A ciphering scheme utilizing an M-ry bases system that was implemented for data encryption has been proposed. See for example, H. P. Yuen, in “Ultra-secure and Ultra-efficient Quantum Cryptographic Schemes for Optical System, Networks and the Internet”, unpublished, DARPA/Northwestern University Project (2000); G. A. Barbosa, E. Corndorf, and P. Kumar, “Quantum Cryptography with Coherent-state Light: Demonstration of a Secure Data Encryption Scheme Operating at 100 kb/s”; Quantum Electronics and Laser Science Conference, OSA Technical Digest 74, pp. 189-190 (2002); G. A. Barbosa, E. Corndorf, P. Kumar, and H. P. Yuen, Phys. Rev. Lett. 90, 227901 (2003); and also in quant-ph/0212018 v2 21 Apr. 2003; G. A. Barbosa E. Corndorf, P. Kumar, H. P. Yuen, G. M. D'Ariano, M. G. A. Paris, and P. Perinotti, “Secure Communication using Coherent States”, in The Sixth Int.
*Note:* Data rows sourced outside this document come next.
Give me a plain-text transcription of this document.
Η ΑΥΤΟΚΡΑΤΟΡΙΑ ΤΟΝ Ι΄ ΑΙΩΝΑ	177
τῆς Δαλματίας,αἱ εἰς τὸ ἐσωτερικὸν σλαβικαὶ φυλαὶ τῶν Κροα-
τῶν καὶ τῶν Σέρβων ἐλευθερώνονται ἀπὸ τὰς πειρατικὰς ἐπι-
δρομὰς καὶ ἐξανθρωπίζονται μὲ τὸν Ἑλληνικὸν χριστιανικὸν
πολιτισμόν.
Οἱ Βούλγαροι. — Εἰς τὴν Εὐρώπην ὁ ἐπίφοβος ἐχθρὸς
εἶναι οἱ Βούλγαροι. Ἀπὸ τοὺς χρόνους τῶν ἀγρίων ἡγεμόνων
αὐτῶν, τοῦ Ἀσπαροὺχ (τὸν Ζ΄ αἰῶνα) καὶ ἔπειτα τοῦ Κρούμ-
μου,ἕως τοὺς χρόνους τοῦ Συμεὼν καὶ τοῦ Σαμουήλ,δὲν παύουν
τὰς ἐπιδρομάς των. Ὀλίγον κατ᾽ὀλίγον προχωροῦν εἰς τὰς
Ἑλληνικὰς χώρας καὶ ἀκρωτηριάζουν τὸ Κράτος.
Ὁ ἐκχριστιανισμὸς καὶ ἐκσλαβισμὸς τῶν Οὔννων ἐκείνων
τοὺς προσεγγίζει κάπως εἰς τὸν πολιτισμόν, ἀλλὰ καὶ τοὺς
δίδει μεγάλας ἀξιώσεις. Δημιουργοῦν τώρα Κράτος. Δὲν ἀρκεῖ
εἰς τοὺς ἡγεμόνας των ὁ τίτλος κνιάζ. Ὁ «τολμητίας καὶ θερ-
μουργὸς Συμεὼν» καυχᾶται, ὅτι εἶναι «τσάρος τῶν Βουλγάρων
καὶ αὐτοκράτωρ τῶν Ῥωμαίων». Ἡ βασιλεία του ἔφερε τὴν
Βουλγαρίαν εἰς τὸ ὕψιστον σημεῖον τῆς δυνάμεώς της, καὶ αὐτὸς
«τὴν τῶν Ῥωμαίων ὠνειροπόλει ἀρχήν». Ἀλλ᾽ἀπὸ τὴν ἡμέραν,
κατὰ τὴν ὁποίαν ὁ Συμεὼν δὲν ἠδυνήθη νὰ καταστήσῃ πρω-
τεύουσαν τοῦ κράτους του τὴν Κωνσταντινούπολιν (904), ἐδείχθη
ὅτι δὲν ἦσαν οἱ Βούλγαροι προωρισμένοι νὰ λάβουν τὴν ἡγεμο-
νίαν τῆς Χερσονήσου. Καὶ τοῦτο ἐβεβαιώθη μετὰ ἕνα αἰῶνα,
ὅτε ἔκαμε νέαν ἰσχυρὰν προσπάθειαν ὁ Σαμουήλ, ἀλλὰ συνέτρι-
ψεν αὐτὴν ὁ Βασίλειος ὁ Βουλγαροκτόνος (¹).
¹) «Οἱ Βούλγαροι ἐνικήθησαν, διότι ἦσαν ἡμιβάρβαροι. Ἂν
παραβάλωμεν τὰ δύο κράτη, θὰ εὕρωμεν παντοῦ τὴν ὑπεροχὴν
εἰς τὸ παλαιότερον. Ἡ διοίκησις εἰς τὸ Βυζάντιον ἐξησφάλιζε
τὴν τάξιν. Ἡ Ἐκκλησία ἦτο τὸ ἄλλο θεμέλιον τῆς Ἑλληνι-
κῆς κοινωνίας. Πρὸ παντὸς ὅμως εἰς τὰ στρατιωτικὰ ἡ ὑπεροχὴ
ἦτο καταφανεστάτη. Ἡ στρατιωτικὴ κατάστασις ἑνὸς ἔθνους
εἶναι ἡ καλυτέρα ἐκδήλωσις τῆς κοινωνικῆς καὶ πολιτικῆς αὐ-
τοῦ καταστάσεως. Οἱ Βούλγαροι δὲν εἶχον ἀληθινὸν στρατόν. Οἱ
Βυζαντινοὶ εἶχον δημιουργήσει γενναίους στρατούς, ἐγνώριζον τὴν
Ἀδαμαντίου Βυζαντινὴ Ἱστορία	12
Conference on Quantum Communication, Measurement and Computing, July 2002 (Rinton Press, Princeton, April 2003), pp. 357-360; and E. Corndorf, G. A. Barbosa, C. Liang, H. P. Yuen, and P. Kumar, “High-speed data encryption over 25 km of fiber by two-mode coherent-state quantum cryptograph”, Optics Letters 28, 2040-2042 (2003). Basically, in these cryptographic prototypes, the quantum noise inherent to coherent states forces different measurement results for the eavesdropper and the legitimate users that use a shared key in their measurements. This noise will increase the observational uncertainty preponderantly for the eavesdropper, hereafter named Eve (E), rather than Alice (A) and Bob (B), hereafter named legitimate users. Although this noise is irreducible by nature to all observers, the knowledge of a key allows A and B to achieve a much higher resolution than the one obtained by Eve. The very simple idea behind this is that, for each bit, the noise is distributed without control among the output ports in Eve's measurement apparatus while A and B use the key to select a single output port where the noise does not practically affect bit readings. For other known systems see, “Fast and secure key distribution using mesoscopic coherent states of light”, G. A. Barbosa, Phys. Rev. A 68, 052307 (2003); arXiv:quant-ph/0212033 (2002).